If you run the script again (by entering node samples/file-io-example.js* in the terminal) you'll see in the console log that even though the synchronized versions are called after the asynchronous ones, they are completing first. This is because synchronized functions and methods will block the program (stop it from continuing to run subsequent lines of code) until the file operation completes.
Asynchronous functions and methods execute in the background, on a separate thread. This allows the subsequent lines in your program to run WHILE the asynchronous code is executing in the background. Threads are a complicated topic in programming, but they allow your program to multi-task. Various programming languages have different ways of dealing with threads, and NodeJS uses callbacks to allow your program to multi-task. If you use synchronized methods, then your lines of code will execute in order (synchronously). And any operations that take a long time will 'block' the rest of the program from running until they complete.

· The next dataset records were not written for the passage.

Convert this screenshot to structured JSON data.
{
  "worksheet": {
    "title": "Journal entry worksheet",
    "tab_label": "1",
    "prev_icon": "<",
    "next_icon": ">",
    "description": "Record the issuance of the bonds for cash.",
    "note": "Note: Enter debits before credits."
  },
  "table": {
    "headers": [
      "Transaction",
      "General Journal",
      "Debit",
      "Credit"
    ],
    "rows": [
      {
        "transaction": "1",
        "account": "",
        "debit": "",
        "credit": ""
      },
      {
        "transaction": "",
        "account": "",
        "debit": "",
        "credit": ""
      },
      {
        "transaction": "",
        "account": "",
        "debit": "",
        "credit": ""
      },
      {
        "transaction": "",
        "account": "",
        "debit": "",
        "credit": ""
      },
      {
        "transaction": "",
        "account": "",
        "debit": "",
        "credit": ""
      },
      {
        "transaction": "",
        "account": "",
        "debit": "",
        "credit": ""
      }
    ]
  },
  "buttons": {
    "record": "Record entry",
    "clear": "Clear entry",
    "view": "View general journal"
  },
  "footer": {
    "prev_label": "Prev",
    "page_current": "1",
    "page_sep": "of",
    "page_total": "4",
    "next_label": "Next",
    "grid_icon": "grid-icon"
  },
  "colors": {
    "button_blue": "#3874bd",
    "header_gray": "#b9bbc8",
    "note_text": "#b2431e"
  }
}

You have now seen how to do basic file IO operations (in NodeJS), which is a very important task in programming.
We covered some heavy concepts in this activity! The important things for you to focus on are:
- The fs a built-in module in NodeJS, and it is an object that has various methods for working with the file system (such as file IO operations).
- NodeJS makes heavy use of callbacks, where the first parameter is used to indicate an error in the operation.
Using callbacks can make your code messy! In the Web 3 class you'll learn about some alternative ways of dealing asynchronous code. In this project, and in the final project we'll avoid callbacks in our file IO operations by using the synchronized versions of the functions (readFileSync() and writeFileSync()).
Commit your changes to your Git repository.
Then create a separate branch, so that we can easily return our project to the current state if we need to. Run this command:
git branch 2-file-io-complete
Finally, make sure to push this branch, and your main/master branch to GitHub.
Follow up questions
- What are some things that could cause an error when attempting to write a file to the hard disk?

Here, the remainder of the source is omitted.